Shawn Robert Ashmore (born October 7, 1979) is a Canadian actor. He is known for his roles as Bobby Drake / Iceman in the X-Men film series, Jake Berenson in the television series Animorphs, Agent Mike Weston in the television drama series The Following, Eric in the horror film The Ruins, Sam Spencer in the ABC series Conviction, Wesley Evers in the ABC series The Rookie, and Lamplighter in the Amazon Prime Video superhero series The Boys. Ashmore also plays the main character, Jack Joyce, in the 2016 video game Quantum Break, as well as Conrad in 2019's Man of Medan. He is the identical twin brother of actor Aaron Ashmore.

Early life
Ashmore was born in Richmond, British Columbia, the son of Linda (née Davis), a homemaker, and Rick Ashmore, a manufacturing engineer. He was raised in St. Albert, Alberta and Brampton, Ontario, where he attended Earnscliffe Senior Public School and Turner Fenton Secondary School. His twin brother, Aaron Ashmore, is also an actor. Aaron and Shawn have played twins in several movies, but have also pursued roles independently. Aaron is slightly taller than Shawn and, according to Aaron, Shawn often gets cast as the nice guy while Aaron himself is cast as the bully. They have a "GMA" tattoo on their wrists that stands for "Good Man Ashmore"; their grandfather had a similar tattoo.

Career

One of Ashmore's notable roles was as Iceman in X-Men and its sequels X2 and X-Men: The Last Stand. Ashmore also reprised his role as Iceman in the animated series The Super Hero Squad Show, as well as voicing the role for X-Men: The Official Game.

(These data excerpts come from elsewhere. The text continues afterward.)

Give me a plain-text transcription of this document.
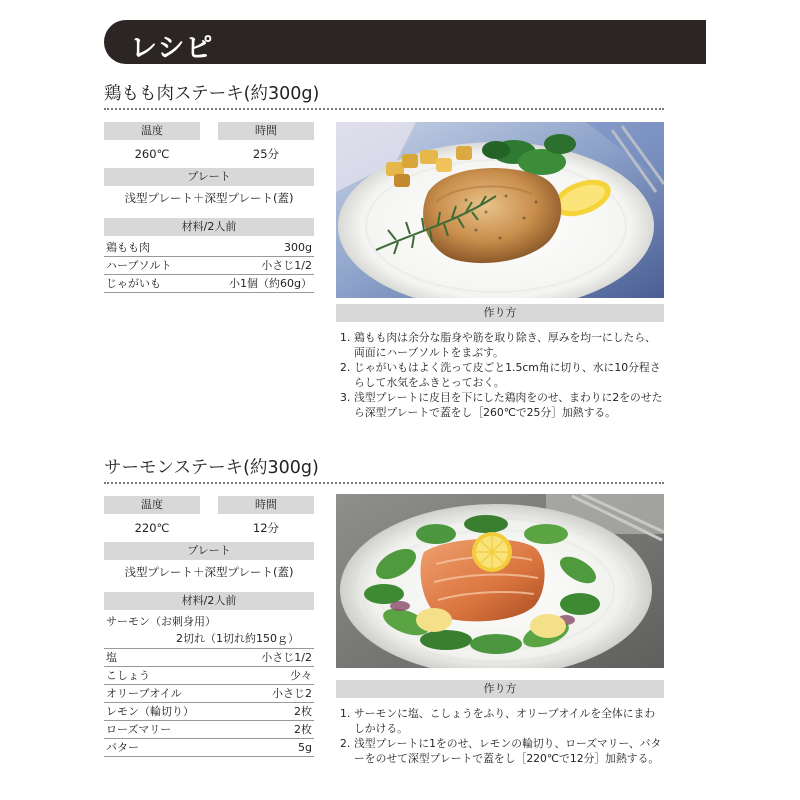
レシピ
鶏もも肉ステーキ(約300g)
温度	時間
260℃	25分
プレート
浅型プレート＋深型プレート(蓋)
材料/2人前
鶏もも肉	300g
ハーブソルト	小さじ1/2
じゃがいも	小1個（約60g）
作り方
1. 鶏もも肉は余分な脂身や筋を取り除き、厚みを均一にしたら、両面にハーブソルトをまぶす。
2. じゃがいもはよく洗って皮ごと1.5cm角に切り、水に10分程さらして水気をふきとっておく。
3. 浅型プレートに皮目を下にした鶏肉をのせ、まわりに2をのせたら深型プレートで蓋をし［260℃で25分］加熱する。
サーモンステーキ(約300g)
温度	時間
220℃	12分
プレート
浅型プレート＋深型プレート(蓋)
材料/2人前
サーモン（お刺身用）
2切れ（1切れ約150ｇ）
塩	小さじ1/2
こしょう	少々
オリーブオイル	小さじ2
レモン（輪切り）	2枚
ローズマリー	2枚
バター	5g
作り方
1. サーモンに塩、こしょうをふり、オリーブオイルを全体にまわしかける。
2. 浅型プレートに1をのせ、レモンの輪切り、ローズマリー、バターをのせて深型プレートで蓋をし［220℃で12分］加熱する。
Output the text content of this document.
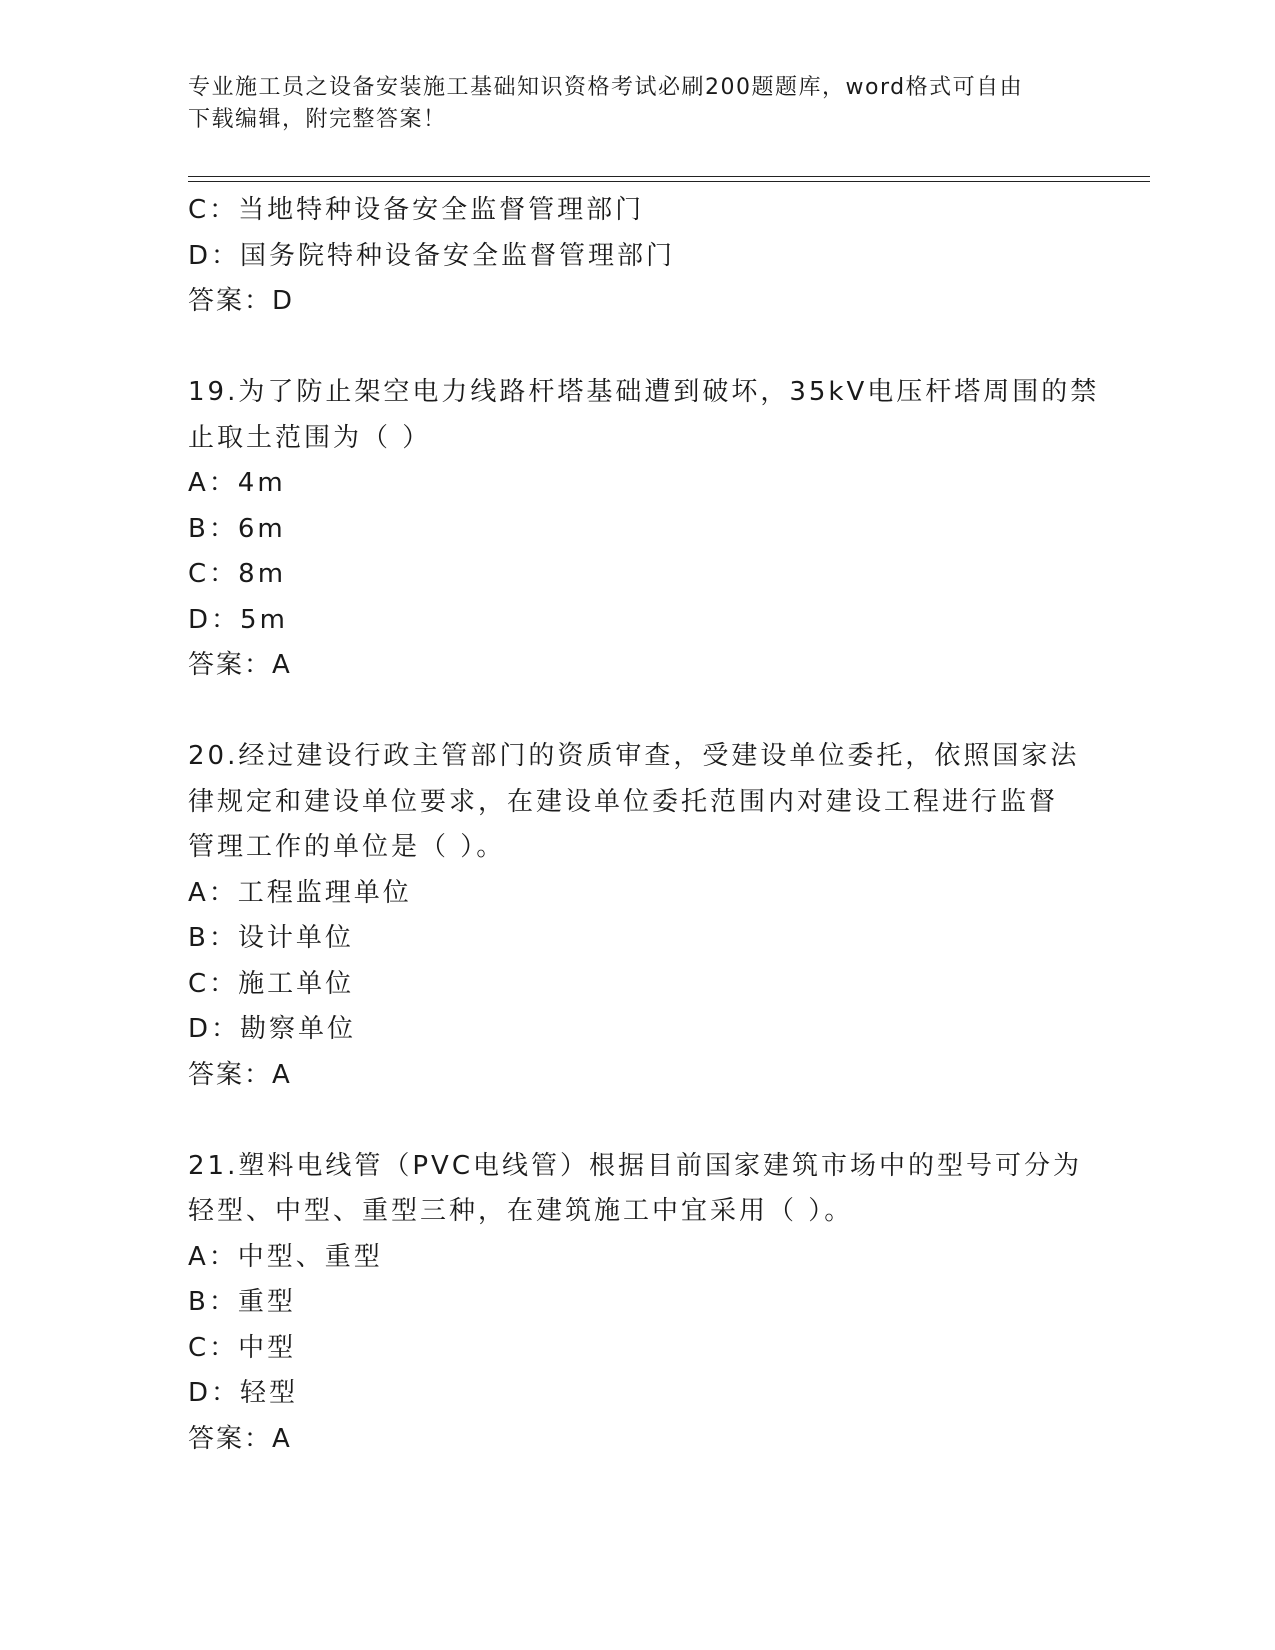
专业施工员之设备安装施工基础知识资格考试必刷200题题库，word格式可自由
下载编辑，附完整答案！
C：当地特种设备安全监督管理部门
D：国务院特种设备安全监督管理部门
答案：D
19.为了防止架空电力线路杆塔基础遭到破坏，35kV电压杆塔周围的禁
止取土范围为（ ）
A：4m
B：6m
C：8m
D：5m
答案：A
20.经过建设行政主管部门的资质审查，受建设单位委托，依照国家法
律规定和建设单位要求，在建设单位委托范围内对建设工程进行监督
管理工作的单位是（ ）。
A：工程监理单位
B：设计单位
C：施工单位
D：勘察单位
答案：A
21.塑料电线管（PVC电线管）根据目前国家建筑市场中的型号可分为
轻型、中型、重型三种，在建筑施工中宜采用（ ）。
A：中型、重型
B：重型
C：中型
D：轻型
答案：A
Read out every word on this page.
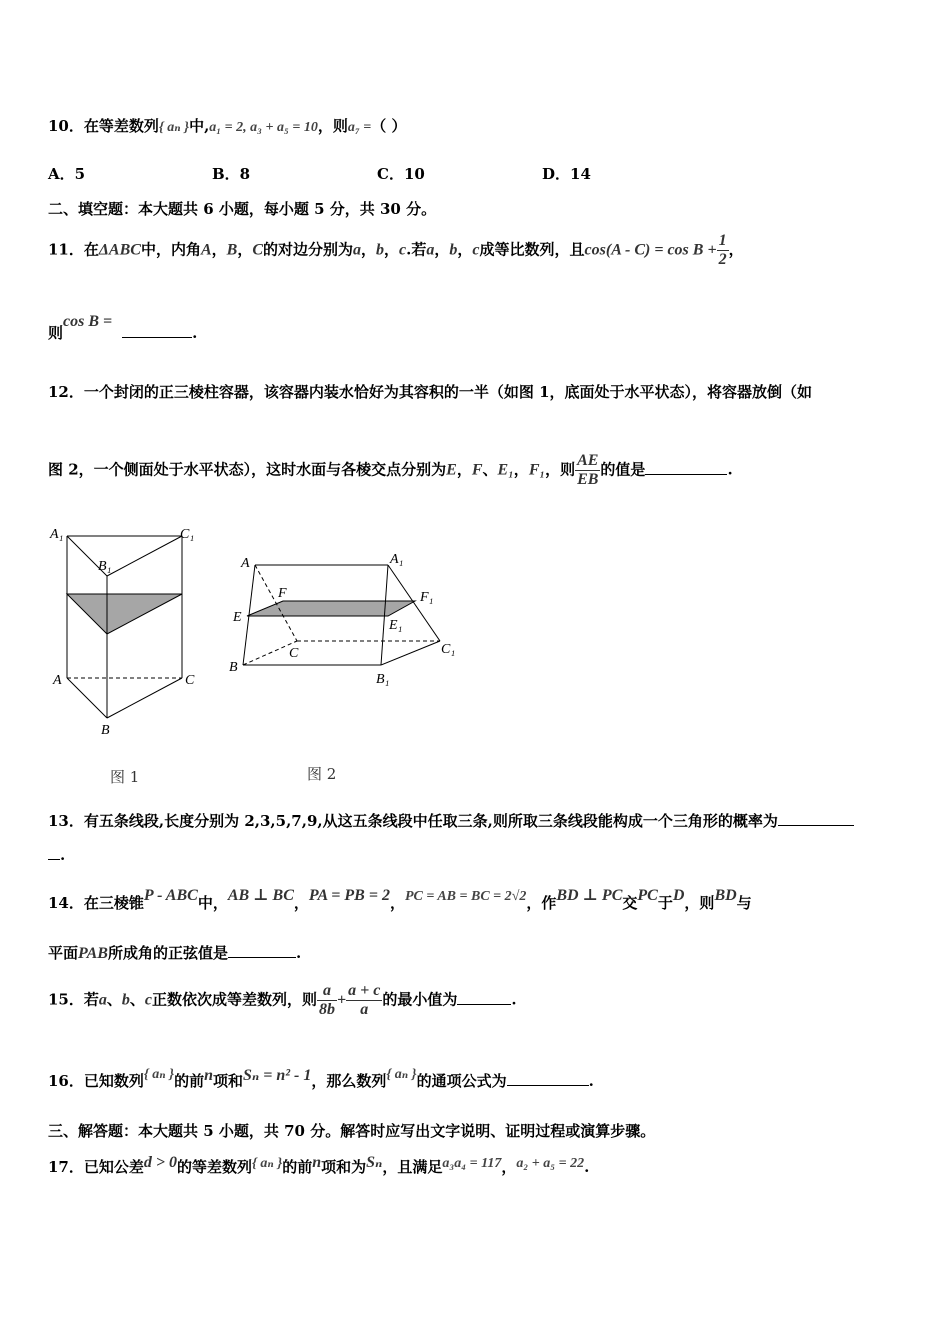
10．在等差数列{ aₙ }中,a₁ = 2, a₃ + a₅ = 10，则a₇ =（ ）
A．5	B．8	C．10	D．14
二、填空题：本大题共 6 小题，每小题 5 分，共 30 分。
11．在ΔABC中，内角A，B，C的对边分别为a，b，c.若a，b，c成等比数列，且$\cos(A - C) = \cos B + \frac{1}{2}$ ，
则cos B =.
12．一个封闭的正三棱柱容器，该容器内装水恰好为其容积的一半（如图 1，底面处于水平状态），将容器放倒（如
图 2，一个侧面处于水平状态），这时水面与各棱交点分别为E，F、E₁，F₁，则 $\frac{AE}{EB}$ 的值是	.
A₁
B₁
C₁
A
B
C
图 1
A	A₁
F	F₁
E
E₁
C	C₁
B
B₁
图 2
13．有五条线段,长度分别为 2,3,5,7,9,从这五条线段中任取三条,则所取三条线段能构成一个三角形的概率为
.
14．在三棱锥P - ABC中，AB ⊥ BC，PA = PB = 2，PC = AB = BC = 2√2，作BD ⊥ PC交PC于D，则BD与
平面PAB所成角的正弦值是	.
15．若a、b、c正数依次成等差数列，则 $\frac{a}{8b} + \frac{a + c}{a}$ 的最小值为	.
16．已知数列{ aₙ }的前n项和Sₙ = n² - 1，那么数列{ aₙ }的通项公式为	.
三、解答题：本大题共 5 小题，共 70 分。解答时应写出文字说明、证明过程或演算步骤。
17．已知公差d > 0的等差数列{ aₙ }的前n项和为Sₙ，且满足a₃a₄ = 117，a₂ + a₅ = 22.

Ashmore starred as Cadet Major Brad Rigby in Cadet Kelly, a Disney Channel original film which aired in 2002 and he guest-starred as Eric Summers in two episodes of Smallville, a series on which his brother was later cast in the role of Jimmy Olsen. Ashmore had starring roles on Animorphs as Jake Berenson and In a Heartbeat as Tyler Connell.

In December 2004, Ashmore was cast in the lead role in the SciFi Channel mini series Legend of Earthsea, based on the novels by Ursula K. Le Guin. He played the role of Ged, a young wizard-in-training, who takes advice from a Magus (Danny Glover) and falls in love with Tenar (Kristin Kreuk), the protege of the High Priestess of the Tombs of Atuan (Isabella Rossellini).

In 2005, Ashmore starred in a CTV TV movie about Terry Fox's historic run across Canada, which aired in September of that year. In 2008, he starred as one of the leads in the 2008 horror film The Ruins. Ashmore was cast in Adam Green's 2010 dramatic thriller Frozen as Joe Lynch.

Ashmore starred in the apocalyptic siege warfare film The Day with Dominic Monaghan, Michael Eklund, Shannyn Sossamon, and Ashley Bell. Ashmore also starred in the television drama series The Following, starring Kevin Bacon. He reprised his role as Iceman in the 2014 film X-Men: Days of Future Past.

In April 2016, Shawn appeared in Quantum Break, a singleplayer third-person shooter video game developed by Remedy Entertainment and published by Microsoft Studios, that features high budget live action TV show-like cut scenes where Shawn plays the main character, Jack Joyce. He also did the motion capture and voice acting for the character.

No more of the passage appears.